The more you think about it the deeper it goes until you’re looking down at the planet saying, wtf!
****. Why’d you have to call them “mommy” and “daddy” that just makes it too real.
It’ll be a whole different world when he wakes.
This is actually the saddest picture I’ve ever seen. I’ve seen a lot of fucking morbid, disgusting, blood-soaked pictures and I’ve never batted an eye since I’m so desensitized to it, but I can barely hold in tears as I look at this one. What that kid has experienced is the epitome of non-physical human suffering. His parents aren’t coming back, man.
In the Middle East death is not something we’re not used to, unfortunately. Most simply embrace it due to how difficult life is.

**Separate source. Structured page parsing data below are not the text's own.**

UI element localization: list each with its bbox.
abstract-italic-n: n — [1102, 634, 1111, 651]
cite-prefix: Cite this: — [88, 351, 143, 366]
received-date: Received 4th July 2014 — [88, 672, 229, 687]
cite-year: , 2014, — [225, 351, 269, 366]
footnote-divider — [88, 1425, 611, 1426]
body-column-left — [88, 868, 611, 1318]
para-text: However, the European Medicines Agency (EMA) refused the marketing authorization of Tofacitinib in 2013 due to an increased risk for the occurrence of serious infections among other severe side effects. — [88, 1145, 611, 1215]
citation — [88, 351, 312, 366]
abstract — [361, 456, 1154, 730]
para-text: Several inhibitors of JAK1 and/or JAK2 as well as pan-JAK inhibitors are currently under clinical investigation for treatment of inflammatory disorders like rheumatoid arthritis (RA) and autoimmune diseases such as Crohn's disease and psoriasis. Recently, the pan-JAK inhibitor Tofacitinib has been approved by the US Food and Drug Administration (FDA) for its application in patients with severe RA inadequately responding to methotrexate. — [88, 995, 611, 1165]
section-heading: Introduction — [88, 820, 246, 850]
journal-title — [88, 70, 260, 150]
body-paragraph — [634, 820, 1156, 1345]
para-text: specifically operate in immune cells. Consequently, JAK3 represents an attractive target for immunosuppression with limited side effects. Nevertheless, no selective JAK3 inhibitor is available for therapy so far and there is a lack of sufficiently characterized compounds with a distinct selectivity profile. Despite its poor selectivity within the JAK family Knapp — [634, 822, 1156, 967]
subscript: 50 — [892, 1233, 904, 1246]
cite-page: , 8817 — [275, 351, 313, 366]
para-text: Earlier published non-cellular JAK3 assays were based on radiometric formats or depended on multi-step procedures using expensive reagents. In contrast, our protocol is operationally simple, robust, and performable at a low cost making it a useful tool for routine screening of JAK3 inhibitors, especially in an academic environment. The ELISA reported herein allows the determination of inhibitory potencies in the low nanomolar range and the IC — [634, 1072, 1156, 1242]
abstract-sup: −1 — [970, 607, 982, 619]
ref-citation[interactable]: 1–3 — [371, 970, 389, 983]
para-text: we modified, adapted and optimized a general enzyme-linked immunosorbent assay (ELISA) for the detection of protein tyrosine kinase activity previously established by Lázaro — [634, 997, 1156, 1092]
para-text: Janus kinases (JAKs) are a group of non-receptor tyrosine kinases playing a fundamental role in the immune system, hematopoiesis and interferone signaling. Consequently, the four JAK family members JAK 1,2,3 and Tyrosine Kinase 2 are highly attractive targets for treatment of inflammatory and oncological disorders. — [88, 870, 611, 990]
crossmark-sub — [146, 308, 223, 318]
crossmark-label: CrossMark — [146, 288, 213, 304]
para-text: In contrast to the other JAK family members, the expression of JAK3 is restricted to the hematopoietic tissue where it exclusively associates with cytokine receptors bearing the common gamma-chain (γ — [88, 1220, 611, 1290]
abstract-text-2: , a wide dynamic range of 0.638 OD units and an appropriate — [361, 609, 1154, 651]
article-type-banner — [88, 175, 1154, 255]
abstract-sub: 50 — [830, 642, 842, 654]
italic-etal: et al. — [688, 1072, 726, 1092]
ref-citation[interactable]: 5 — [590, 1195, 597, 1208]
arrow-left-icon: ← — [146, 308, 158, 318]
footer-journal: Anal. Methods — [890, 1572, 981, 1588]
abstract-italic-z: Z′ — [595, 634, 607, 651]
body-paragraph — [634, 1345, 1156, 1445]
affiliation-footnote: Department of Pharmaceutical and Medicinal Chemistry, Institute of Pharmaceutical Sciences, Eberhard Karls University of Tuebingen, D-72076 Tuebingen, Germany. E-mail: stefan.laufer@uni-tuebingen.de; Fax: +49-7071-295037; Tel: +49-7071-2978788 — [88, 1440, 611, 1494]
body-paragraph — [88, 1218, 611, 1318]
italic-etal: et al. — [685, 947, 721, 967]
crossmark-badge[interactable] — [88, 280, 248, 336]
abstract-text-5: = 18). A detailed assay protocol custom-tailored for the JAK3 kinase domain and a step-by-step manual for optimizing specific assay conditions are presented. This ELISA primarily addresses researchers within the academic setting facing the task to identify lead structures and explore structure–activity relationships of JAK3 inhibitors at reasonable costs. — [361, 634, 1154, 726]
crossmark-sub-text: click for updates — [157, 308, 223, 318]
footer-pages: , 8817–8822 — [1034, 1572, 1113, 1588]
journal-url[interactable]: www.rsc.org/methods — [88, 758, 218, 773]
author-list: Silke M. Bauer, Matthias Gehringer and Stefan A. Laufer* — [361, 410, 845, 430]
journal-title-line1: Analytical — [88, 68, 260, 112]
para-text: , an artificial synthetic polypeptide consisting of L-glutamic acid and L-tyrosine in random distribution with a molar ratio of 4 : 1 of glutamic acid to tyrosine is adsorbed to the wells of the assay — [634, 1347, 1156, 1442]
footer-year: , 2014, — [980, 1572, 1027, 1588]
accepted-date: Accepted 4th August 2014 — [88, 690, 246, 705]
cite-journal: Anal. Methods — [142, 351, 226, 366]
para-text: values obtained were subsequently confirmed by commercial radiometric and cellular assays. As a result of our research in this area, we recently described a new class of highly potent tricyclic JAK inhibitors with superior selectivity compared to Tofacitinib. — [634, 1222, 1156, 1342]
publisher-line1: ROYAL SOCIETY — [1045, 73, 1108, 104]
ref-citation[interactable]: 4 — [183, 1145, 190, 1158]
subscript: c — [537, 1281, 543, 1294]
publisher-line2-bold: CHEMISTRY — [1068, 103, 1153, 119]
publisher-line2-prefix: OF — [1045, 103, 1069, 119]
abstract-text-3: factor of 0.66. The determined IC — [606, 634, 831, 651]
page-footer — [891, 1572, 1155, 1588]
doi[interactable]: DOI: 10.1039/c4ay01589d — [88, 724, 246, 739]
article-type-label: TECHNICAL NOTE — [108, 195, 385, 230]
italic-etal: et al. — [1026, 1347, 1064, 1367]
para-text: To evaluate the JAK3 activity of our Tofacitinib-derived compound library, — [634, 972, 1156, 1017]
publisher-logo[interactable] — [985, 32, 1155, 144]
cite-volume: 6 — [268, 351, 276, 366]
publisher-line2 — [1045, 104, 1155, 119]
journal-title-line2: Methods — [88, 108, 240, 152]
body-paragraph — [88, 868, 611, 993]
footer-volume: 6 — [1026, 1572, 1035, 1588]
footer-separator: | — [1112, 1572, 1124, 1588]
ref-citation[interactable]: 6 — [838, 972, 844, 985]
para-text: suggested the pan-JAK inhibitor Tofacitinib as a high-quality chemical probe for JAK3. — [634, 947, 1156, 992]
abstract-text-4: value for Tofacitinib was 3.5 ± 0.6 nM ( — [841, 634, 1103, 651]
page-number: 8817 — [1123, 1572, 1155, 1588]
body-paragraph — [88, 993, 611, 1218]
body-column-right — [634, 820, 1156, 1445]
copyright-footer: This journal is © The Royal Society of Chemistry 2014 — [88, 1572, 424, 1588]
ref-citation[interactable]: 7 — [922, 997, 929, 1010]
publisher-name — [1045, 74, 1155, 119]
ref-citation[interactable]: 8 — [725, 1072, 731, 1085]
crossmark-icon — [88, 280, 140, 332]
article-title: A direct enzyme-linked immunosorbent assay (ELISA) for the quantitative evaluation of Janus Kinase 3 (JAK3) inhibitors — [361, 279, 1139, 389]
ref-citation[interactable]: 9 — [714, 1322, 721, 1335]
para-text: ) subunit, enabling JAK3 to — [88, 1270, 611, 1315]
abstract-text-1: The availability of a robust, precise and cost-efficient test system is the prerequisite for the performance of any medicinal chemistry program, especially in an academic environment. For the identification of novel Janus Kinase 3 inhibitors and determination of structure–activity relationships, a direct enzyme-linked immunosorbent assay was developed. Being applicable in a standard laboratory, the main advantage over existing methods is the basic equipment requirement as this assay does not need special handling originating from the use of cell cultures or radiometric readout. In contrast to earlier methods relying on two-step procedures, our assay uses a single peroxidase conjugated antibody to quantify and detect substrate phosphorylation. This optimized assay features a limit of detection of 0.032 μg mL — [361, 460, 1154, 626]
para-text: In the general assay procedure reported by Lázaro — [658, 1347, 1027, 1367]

I didn’t see peaceful and happy, I see a kid who doesn’t know what to do. His world is gone. I’m 40 and can’t stand the thought of losing my parents, and when they go I’ll be crushed. 8-ish years old? Jesus.
Blogger Harald Doornbos claims he unearthed the truth behind the photograph by interviewing the photographer Abdul Aziz Al-Otaibi, a 25-year-old Saudi national and published it on his blog.
According to Harald Doornbos, Abdul Aziz lives in Yanbu al Bahr, a major Red Sea port in the Al Madinah province of western Saudi Arabia, about 250 kilometers northwest of Jeddah.
Abdul Aziz is a student at the Savannah College of Art and Design (SCAD), Savannah, Georgia in USA. His major is Photography. As a keen photographer brimming with ideas, Abdul Aziz as a project wanted to depict the irreplaceable love of a child for his parents, even if they are dead. So, three weeks ago, he drove to the outskirts of Yanbu with his nephew. There after piling stones to resemble two graves, he bade his nephew lie between two ‘graves’ and covered him with a blanket.
Abdul Aziz Al-Otaibi has the following social media accounts:
He posted the photograph on Facebook. He made it very clear on Facebook that the graves were not real. He even published pictures of his smiling nephew seated next to the graves. Abdul Aziz told Harald Doornbos: “I also published the backstage story. I just wanted to be sure that people drew no wrong conclusions.”
Though Abdul Aziz published this creation as an art work, an American Muslim convert posted the picture on his twitter account @americanbadu, that has over 187,000 followers. He claimed the picture was from Syria and suggested that the Assad-regime killed the parents of the sleeping boy.
The image spreads like wildfire. Hundreds of accounts, especially in jihad circles re-tweeted the picture from @americanbadu. An Islamic NGO from Kuwait, @Yathalema, with 175,000 followers tweeted the image.
Even the Syrian opposition leader Ahmed Jarba failed to verify the authenticity of the image and tweeted it on Friday, January 17, 2014. He too did not fail to accuse Assad on wretched fate of the boy in the picture. Here is the image of Jarba’s tweet:
Jarba deleted the photo of the boy beside the graves about 30 minutes after posting it.
Harald Doornbos says: “By now the picture goes viral. Nobody checks if the image was indeed from Syria. I was the first reporter who called Al-Otaibi to ask.“
In the meantime, photographer Abdul Aziz Al-Otaibi complained via Direct Message (DM) to @americanbadu: “Why did you take my picture and claim it as an image from Syria? Please correct it.”
@americanbadu replied via DM: “Why don’t you just let go and claim it is a picture from Syria and gain a reward from God. You are exaggerating.”
Shortly after, @americanbadu removed his tweet. Nevertheless, the irreversible damage was already done.